The failure is of the political class. The two Dravidian parties— the All India Anna Dravida Munnetra Kazhagam (AIADMK) and Dravida Munnetra Kazhagam (DMK)—have demonstrated their failure by distancing themselves from the grassroots. In earlier times, both parties had strong roots at the local level which stood in good stead in times of crisis. It’s no longer so. My local councillor had a broken down TVS 50 moped at the beginning of his tenure. He now owns a couple of Qualis and Scorpios, and it’s unfair to expect him to continue to live in the resettlement colony.
The AIADMK has failed doubly—both as a political party and as the one in government.
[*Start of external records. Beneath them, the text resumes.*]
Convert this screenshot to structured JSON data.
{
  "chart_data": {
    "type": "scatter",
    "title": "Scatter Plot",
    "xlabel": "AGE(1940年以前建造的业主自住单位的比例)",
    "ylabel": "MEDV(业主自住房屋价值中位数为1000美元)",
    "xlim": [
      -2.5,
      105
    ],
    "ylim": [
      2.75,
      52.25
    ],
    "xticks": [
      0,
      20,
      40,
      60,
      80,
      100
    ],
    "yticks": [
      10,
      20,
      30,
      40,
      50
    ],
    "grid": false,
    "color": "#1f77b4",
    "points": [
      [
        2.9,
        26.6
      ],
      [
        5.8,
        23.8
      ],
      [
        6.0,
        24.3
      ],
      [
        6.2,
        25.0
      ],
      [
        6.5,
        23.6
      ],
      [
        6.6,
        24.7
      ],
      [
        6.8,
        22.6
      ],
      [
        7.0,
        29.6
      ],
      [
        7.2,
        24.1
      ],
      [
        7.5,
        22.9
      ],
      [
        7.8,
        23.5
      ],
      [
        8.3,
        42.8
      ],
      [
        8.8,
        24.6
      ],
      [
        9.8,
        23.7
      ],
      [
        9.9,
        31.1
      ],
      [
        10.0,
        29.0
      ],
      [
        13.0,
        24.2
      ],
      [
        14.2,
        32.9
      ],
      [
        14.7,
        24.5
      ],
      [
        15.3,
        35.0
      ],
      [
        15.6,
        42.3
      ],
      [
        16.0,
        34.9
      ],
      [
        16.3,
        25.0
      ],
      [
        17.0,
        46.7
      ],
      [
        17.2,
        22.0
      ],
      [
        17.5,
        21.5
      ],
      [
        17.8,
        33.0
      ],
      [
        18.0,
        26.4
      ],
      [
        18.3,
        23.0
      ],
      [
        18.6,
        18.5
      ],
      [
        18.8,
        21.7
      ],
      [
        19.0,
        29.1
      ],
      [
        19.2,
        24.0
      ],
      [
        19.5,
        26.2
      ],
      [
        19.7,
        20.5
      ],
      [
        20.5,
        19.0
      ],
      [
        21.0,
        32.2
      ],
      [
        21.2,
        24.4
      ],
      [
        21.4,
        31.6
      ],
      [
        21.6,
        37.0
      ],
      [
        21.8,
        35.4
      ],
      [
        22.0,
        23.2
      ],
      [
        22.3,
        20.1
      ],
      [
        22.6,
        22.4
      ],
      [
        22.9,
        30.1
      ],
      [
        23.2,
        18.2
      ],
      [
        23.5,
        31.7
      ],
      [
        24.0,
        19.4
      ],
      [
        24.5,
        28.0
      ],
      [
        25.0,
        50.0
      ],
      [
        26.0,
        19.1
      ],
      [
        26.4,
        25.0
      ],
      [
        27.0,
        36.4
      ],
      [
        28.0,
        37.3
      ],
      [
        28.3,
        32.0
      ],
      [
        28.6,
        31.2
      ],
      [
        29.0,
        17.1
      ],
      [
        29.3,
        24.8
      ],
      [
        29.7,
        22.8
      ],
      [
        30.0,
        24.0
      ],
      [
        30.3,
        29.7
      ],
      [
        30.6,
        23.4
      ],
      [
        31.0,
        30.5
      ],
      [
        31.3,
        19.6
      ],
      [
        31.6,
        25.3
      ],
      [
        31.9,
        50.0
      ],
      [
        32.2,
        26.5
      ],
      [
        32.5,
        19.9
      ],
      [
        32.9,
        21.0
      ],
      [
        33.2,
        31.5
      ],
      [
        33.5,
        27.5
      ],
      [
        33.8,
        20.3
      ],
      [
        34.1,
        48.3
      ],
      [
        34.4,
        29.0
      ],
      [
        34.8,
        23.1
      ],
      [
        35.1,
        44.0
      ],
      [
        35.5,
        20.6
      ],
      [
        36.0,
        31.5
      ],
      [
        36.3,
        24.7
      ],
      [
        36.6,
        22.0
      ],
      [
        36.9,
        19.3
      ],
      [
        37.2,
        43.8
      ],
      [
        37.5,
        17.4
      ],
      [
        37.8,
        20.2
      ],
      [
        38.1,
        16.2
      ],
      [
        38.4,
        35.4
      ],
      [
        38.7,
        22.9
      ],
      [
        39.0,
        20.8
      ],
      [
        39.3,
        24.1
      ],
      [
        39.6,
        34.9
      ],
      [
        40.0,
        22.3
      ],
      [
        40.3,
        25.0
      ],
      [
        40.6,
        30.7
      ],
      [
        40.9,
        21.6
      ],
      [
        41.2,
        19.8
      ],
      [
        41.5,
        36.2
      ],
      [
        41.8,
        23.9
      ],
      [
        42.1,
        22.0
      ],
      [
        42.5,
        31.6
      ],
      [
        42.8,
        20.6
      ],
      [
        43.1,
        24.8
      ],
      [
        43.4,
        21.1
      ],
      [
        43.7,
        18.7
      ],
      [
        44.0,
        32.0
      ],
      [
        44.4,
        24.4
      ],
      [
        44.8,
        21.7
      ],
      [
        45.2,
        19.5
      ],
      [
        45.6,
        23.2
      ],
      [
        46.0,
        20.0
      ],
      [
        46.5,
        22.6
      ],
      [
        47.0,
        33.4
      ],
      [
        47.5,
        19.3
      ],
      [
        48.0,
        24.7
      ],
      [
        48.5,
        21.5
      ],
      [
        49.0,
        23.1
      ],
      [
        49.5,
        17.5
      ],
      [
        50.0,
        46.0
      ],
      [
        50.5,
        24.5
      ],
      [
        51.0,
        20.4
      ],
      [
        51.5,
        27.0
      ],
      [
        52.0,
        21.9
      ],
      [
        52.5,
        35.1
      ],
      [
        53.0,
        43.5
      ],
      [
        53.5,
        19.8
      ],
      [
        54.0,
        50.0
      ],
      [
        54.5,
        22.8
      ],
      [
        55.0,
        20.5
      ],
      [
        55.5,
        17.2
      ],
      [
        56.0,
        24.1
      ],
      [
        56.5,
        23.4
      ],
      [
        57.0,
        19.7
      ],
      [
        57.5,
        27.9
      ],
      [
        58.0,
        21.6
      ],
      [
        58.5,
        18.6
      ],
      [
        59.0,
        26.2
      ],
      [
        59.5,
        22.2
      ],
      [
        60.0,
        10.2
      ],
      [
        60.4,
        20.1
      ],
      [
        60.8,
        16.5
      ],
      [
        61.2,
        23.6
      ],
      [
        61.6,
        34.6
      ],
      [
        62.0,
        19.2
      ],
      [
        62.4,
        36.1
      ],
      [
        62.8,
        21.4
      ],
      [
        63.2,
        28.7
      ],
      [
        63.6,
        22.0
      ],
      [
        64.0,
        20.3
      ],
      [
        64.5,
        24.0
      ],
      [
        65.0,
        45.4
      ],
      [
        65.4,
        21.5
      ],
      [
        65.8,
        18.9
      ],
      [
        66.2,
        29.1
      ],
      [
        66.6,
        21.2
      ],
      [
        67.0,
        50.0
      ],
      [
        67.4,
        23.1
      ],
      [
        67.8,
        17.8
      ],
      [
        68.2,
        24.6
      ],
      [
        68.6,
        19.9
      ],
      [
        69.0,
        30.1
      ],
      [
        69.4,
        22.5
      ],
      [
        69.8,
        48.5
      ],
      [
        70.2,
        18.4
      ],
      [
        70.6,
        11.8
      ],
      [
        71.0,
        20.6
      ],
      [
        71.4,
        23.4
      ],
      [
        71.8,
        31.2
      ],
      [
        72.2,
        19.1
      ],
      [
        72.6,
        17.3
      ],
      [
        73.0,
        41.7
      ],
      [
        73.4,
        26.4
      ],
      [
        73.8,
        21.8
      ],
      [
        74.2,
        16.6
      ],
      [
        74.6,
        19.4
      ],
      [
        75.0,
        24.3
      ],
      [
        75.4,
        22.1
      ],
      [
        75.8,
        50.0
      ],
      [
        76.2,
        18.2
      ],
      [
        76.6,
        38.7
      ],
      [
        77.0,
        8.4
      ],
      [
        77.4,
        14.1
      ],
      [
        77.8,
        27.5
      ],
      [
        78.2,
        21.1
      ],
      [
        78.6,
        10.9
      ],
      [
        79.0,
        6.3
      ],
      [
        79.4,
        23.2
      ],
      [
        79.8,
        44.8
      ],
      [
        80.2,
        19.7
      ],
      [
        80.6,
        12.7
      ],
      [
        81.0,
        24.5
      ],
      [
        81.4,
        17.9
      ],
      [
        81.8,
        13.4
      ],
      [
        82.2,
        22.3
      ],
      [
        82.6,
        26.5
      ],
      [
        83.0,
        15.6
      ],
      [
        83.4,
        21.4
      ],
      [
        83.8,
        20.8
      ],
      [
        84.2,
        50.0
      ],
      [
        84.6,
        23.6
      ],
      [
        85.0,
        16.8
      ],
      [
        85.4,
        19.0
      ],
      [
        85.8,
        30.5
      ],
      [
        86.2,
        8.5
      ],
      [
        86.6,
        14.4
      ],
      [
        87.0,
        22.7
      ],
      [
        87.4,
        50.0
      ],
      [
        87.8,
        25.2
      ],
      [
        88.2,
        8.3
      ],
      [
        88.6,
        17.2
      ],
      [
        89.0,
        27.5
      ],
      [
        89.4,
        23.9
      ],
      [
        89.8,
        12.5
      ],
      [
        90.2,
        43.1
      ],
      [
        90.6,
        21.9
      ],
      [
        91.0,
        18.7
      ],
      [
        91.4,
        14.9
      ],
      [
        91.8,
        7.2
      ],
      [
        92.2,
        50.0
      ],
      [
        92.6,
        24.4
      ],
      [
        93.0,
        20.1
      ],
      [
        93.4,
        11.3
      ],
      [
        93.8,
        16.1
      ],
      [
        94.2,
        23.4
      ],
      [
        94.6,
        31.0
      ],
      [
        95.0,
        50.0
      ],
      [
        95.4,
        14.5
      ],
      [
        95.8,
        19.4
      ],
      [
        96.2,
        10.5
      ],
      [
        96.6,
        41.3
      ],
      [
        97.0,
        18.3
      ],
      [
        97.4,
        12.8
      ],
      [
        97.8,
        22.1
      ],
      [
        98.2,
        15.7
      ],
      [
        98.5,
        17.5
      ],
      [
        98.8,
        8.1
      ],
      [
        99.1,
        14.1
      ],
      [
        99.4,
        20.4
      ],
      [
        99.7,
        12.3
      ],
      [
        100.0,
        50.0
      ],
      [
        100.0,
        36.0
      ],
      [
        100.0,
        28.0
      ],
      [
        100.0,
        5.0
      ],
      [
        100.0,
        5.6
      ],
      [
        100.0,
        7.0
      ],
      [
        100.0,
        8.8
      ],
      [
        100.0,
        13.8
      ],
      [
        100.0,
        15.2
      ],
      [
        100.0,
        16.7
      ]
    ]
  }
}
Rather than help in relief work and aid the state administration, partymen in numerous instances have hijacked relief material and insisted on putting up stickers with Amma’s images on them. An internet joke doing the rounds is that the Tamil Nadu government is well prepared for the floods: it is well stocked with stickers that bear Chief Minister J Jayalalithaa’s picture.
When the state loses its credibility, rumour mongers have a field day. A graver natural disaster could not have been imagined. But no command structure was visible. The National Disaster Resource Force was kept waiting for six hours without intelligence and instructions. The politicians and bureaucrats who were on the ground prefaced every one of their statements with the words, ‘According to the instructions of Amma/ Hon’ble Chief Minister…’
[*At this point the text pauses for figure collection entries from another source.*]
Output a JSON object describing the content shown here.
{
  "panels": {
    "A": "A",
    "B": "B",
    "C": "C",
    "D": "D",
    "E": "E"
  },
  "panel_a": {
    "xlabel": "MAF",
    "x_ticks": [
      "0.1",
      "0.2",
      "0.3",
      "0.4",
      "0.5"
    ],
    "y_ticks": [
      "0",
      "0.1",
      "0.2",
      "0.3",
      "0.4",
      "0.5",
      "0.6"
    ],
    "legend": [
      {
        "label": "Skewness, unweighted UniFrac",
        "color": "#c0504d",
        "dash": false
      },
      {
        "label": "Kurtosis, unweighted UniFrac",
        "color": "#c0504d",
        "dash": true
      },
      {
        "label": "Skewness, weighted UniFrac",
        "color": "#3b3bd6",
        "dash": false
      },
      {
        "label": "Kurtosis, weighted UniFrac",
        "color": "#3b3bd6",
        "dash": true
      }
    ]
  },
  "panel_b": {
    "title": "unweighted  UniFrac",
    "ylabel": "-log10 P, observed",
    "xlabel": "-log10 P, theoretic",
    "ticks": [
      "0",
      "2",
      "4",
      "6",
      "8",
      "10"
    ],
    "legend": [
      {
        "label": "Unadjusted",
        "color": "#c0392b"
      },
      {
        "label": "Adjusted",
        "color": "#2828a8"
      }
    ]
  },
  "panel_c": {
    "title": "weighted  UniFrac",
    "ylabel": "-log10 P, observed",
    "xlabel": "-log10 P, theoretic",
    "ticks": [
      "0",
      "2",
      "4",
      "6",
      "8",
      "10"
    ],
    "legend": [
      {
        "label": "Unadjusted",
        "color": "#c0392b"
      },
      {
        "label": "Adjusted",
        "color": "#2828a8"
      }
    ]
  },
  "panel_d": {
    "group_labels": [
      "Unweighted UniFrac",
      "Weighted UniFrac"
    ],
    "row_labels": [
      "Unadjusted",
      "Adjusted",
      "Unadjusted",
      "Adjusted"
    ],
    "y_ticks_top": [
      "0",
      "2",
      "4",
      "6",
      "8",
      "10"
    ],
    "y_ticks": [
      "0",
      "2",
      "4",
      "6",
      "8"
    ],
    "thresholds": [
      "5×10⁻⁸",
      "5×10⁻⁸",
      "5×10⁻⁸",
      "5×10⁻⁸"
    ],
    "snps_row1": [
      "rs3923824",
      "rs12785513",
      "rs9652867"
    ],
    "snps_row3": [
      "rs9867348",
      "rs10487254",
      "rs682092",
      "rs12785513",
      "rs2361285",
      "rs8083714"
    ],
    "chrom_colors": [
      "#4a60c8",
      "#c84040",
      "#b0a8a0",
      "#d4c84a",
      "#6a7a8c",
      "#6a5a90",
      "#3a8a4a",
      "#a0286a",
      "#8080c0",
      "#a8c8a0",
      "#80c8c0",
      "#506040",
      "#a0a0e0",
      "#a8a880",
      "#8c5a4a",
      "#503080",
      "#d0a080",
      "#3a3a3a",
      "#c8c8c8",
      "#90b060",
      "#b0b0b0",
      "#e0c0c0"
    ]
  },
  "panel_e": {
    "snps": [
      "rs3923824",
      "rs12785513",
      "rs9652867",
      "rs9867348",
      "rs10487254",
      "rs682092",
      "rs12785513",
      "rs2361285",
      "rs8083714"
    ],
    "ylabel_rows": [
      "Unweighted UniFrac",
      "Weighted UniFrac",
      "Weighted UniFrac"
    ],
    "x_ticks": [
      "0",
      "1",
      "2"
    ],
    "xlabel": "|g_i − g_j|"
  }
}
Shockingly enough, Jayalalithaa did not address the people. Even Rajiv Gandhi made his infamous statement of a falling tree and the shaking ground three days after Indira Gandhi’s assassination. If during the last round of rains she only visited her own RK Nagar constituency, this time around it was an aerial survey. In the face of mounting criticism of the paralysis of the state administration, a hurriedly convened press conference was called but ended swiftly as the chief secretary kept to the script and refused to take questions. The most worshipful mayor of Chennai has been invisible for the last month. The Collector of Salem went viral with the comment that the skies rained according to Amma’s orders. Perhaps the Lal Bahadur Shastri National Academy of Administration, Mussoorie, should include King Canute’s story in its curriculum.
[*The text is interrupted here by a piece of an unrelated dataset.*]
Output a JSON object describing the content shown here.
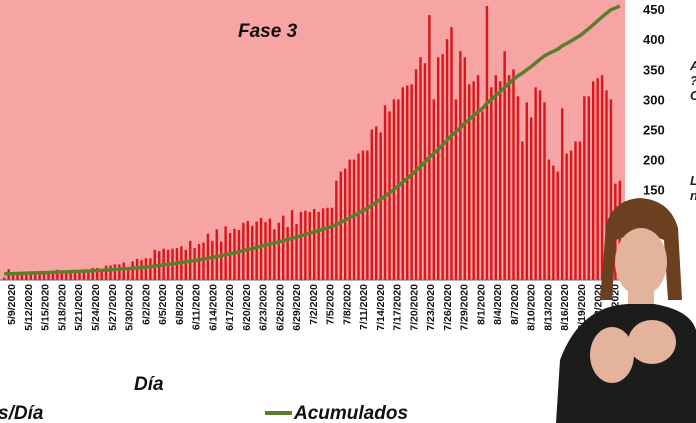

The floods have come in a long line of governance failures over the last year-and-a-half. Jayalalithaa rode the crest of popularity, winning singlehandedly 37 of the 39 seats in the 2014 Lok Sabha elections. But it has been a downswing since then. In June 2014, an eleven-storey building under construction in Moulivakkam collapsed. To this day no one has been brought to book. When unlawful elements threatened the writer Perumal Murugan, the district administration sided with the mob rather than stand by the writer’s constitutional rights; ultimately he gave up writing. The state administration was paralysed during the weeks that Jayalalithaa was in prison last year. Earlier this year a senior engineer of the agricultural department took himself allegedly unable to bear the pressures of a corrupt minister. Some months ago, the state was overwhelmed by agitations against the liquor policy of the government. But the government remained unmoved. The only response was to file scores of criminal defamation cases against the media—something that has come in for criticism from even the Supreme Court. Last month a roadside singer was charged with sedition for singing songs against the ubiquitous TASMAC taverns.
Elections are round the corner. With the principal opposition party, the scandal-ridden DMK, still discredited among the electorate and the other parties a sack of potatoes, Jayalalithaa would have hoped for another sweep. But below the flood waters of Chennai runs an undercurrent of seething anger.